Ci furono minuti di silenzio, nei quali rimasero fermi ad ascoltare il suono del vento e poi Yohei parlò, Hanamichi si era confidato con lui e sapeva che, anche se in maniera indiretta e molto più leggera, il problema riguardava anche lui; da che si conoscevano i due amici non si erano mai separati, ne avevano fatte tante insieme loro due e poi, con l'incontro degli amici dell'Armata ne avevano fatte una miriade di altre in più, ricordi bellissimi, esperienze divertenti.
E adesso davanti a loro si parava davanti questo insormontabile problema, non doveva essere egoista, Hanamichi e la madre avevano davvero bisogno di questo anno di prova e lui doveva stargli vicino in quel momento difficile, per cui parlò: "vai Hana...tua madre ha ragione, vi serve cambiare aria, sai che non vi lasceranno scampo, la gente chiacchiera, la gente è cattiva e chi può saperlo meglio di noi...quante volte siamo stati giudicati? È vero, siamo un po' discoli, ma noi siamo una banda buona, ci divertiamo senza far male a nessuno".
"Bè alcuni se la sono meritata, però!" s'intromise il rosso, ricordando a quanti aveva dovuto far capire come ci si comporta a suon di testate e Yohei rise, concordando con lui.
"Io penso che ti faccia bene cambiare aria, se è per noi che sei preoccupato o non vuoi partire, sappi che siamo in un'era in cui esistono i treni ad alta velocità, gli aerei se necessario..." scherzò. esagerando eccessivamente.
"E poi chissà, magari è anche la volta buona che ti trovi una ragazza!" frecciatina.

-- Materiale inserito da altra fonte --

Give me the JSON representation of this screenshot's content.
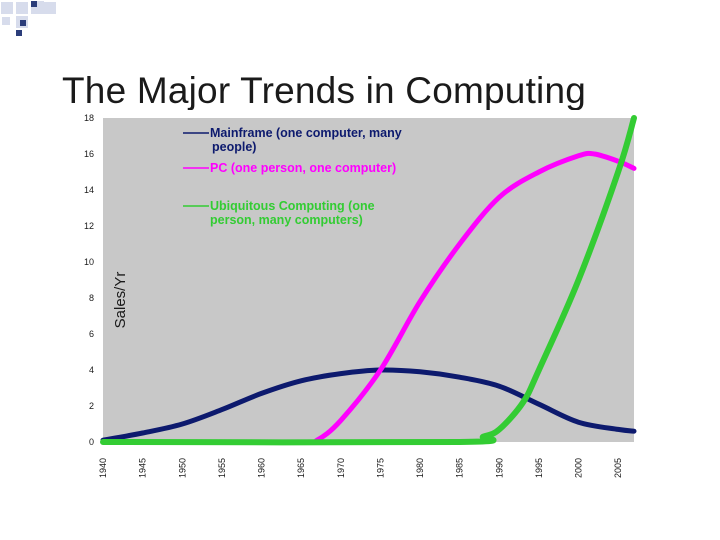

Hanamichi si mosse appena scontrando il braccio contro quello di Yohei: era risaputa tra i ragazzi la sfortuna che il loro capo avesse con il gentil sesso ed Hanamichi era molto suscettibile a riguardo.
"Ahi!" finse il moro portandosi una mano alla parte lesa, ma sorrideva.
Hanamichi alzò il volto verso il cielo, posando il capo contro il tronco ed osservando le prime gocce di pioggia che, leggere, cominciavano a cadere: "per una volta hai ragione, vedrai, farò strage di cuori e poi quando verrò a trovarvi, vi farò morire tutti d'invidia, voi e quelle galline che mi hanno rifiutato!" s'impuntò.
Yohei si tirò nuovamente in piedi ripulendosi la divisa, non era stata una buona idea sedersi sul prato umido, constatò sentendo la stoffa dei pantaloni leggermente bagnata.
"Sì sì, le ultime parole famose...ad ogni modo, galline? Non mi pareva che tu le ritenessi tali quando ti cimentavi nell'elogio delle loro qualità migliori, eri anche piuttosto preso sai!" lo sfotté allegramente, prima di cominciare a correre per mettere più distanza possibile tra sé e il rosso che, imbarazzato da morire e leggermente incavolato per quella puntualizzazione non richiesta, si rimetteva in piedi a sua volta, correndo verso il suo migliore amico per fargli rimangiare quanto appena detto: "corri finché sei in tempo, perché quando ti avrò raggiunto di te non ne resterà niente, Mito!!"